Трамвай отчаяния 2: Пассажир без возврата - страница 56
Дома его ждал очередной повод держать голову опущенной. Жена, с которой он жил больше пяти лет, теперь смотрела на него, как на неизбежность – как на засаленный дверной коврик, который уже и выбросить пора, да жалко, привыкли. Ей надоел однообразный, механический секс, который уже давно не приносил ни удовольствия, ни эмоций.
Когда—то ей казалось, что можно научить его, направить, как—то разжечь в нём интерес. Но он не интересовался ничем – ни её желаниями, ни даже своими. Всё сводилось к стандартному ритуалу: сунул, вынул и пошёл, ничего там не нашёл. Она всегда говорила, что "можно было найти получше", но её лень в итоге победила. Ему же казалось, что он просто попался в старую, как мир, ловушку: сначала всё ради любви, а потом ради того, чтобы не делать резких движений.
Жизнь Паши Коркина напоминала комнатное растение в плохом офисе. Без света, без ухода, только полусухая земля в старом горшке. Разница была лишь в том, что цветок не знает, насколько он жалок, а Паша осознавал это каждую минуту. Он ненавидел себя – за бесхребетность, за постоянное желание кому—то угодить, за то, что в глубине души понимал: он не способен изменить свою жизнь.
Скорее всего, его существование так и продолжилось бы в унылой серости, если бы не несколько отдушин, которые позволяли ему ненадолго почувствовать себя свободным. Первой была выпивка – не запои, а ровно столько, чтобы в пятницу после работы провалиться в диван и не думать до утра. Второй – бордели, где он на час покупал иллюзию власти и интереса к себе. Девушки из этих мест видели таких, как он, десятками. Они научились делать вид, что клиент не мерзок им до рвотного позыва, но Паша и сам знал, что это всего лишь работа, и платил не за секс, а за молчаливое принятие.
Был ещё ТикТок. Он не снимал ролики, но часами залипал в бесконечную ленту видео, где кто—то красиво жил, кто—то устраивал скандалы, а кто—то просто ел странную еду под звук хрустящей корочки. Это успокаивало, позволяло ненадолго забыть, кто он и где. В этих коротких обрывках чужой жизни он находил утешение, которое не могли дать ни жена, ни работа, ни даже выпивка.
Так он и жил, изо дня в день, не ожидая от будущего ничего, кроме очередного скучного понедельника. Если бы кто—то сказал ему, что скоро всё изменится, он бы только усмехнулся. Изменения – это про других. Не про него.

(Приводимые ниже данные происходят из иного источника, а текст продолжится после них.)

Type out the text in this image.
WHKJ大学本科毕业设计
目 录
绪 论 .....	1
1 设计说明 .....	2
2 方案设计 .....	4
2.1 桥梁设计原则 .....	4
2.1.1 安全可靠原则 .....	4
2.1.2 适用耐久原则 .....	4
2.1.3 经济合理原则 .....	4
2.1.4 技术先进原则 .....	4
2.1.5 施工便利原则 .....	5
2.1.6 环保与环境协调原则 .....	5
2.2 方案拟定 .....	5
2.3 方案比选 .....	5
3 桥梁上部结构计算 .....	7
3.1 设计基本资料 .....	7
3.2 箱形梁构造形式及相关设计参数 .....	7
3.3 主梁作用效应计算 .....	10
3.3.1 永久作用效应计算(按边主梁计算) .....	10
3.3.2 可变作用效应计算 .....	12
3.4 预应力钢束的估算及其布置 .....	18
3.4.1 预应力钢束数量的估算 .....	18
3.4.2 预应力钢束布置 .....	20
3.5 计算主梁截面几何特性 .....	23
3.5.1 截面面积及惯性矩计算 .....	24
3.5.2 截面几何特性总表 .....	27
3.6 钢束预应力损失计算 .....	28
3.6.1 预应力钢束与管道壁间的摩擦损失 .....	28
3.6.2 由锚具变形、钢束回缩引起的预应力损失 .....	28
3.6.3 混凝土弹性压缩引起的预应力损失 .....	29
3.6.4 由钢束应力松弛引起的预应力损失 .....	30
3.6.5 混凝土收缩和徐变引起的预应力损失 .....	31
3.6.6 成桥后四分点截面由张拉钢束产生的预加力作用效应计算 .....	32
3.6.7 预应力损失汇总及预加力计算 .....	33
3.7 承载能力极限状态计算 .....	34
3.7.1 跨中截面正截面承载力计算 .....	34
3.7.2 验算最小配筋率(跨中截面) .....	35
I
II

В комнате царил полумрак, разбавленный лишь дрожащим светом ночника, который когда—то был куплен в IKEA под благовидным предлогом «для уюта». Он давно потерял свой первоначальный смысл и теперь освещал жизнь Паши Коркина так же уныло, как всё остальное в этом жилище.
Диван под ним предательски скрипел при каждом неловком движении, но хозяина это давно перестало волновать. Сейчас его тело беспомощно раскинулось, как выброшенный на берег тюлень: одна рука свисала с дивана, в другой он всё ещё сжимал пульт, а на его животе, как некий символ вечернего поражения, медленно растекался жирный отпечаток от пиццы.
Воздух в комнате словно стал плотнее, но Паша этого не заметил. Он только громко всхрапнул, переворачиваясь набок, отчего коробка с остатками еды соскользнула на пол, оставив за собой шлейф красного соуса. Где—то в глубине квартиры зашуршала мышь или таракан, но даже они не осмелились нарушить момент.
А вот зеркало решило иначе.
Поначалу его поверхность только чуть дрогнула, как если бы старое стекло не выдержало перепада давления. Затем дрожь усилилась, словно кто—то на том конце пытался пробиться наружу. Медленно, с ленивой настойчивостью, из глубины отражения начало проступать нечто. Оно не просто двигалось – оно смотрело. Наблюдало.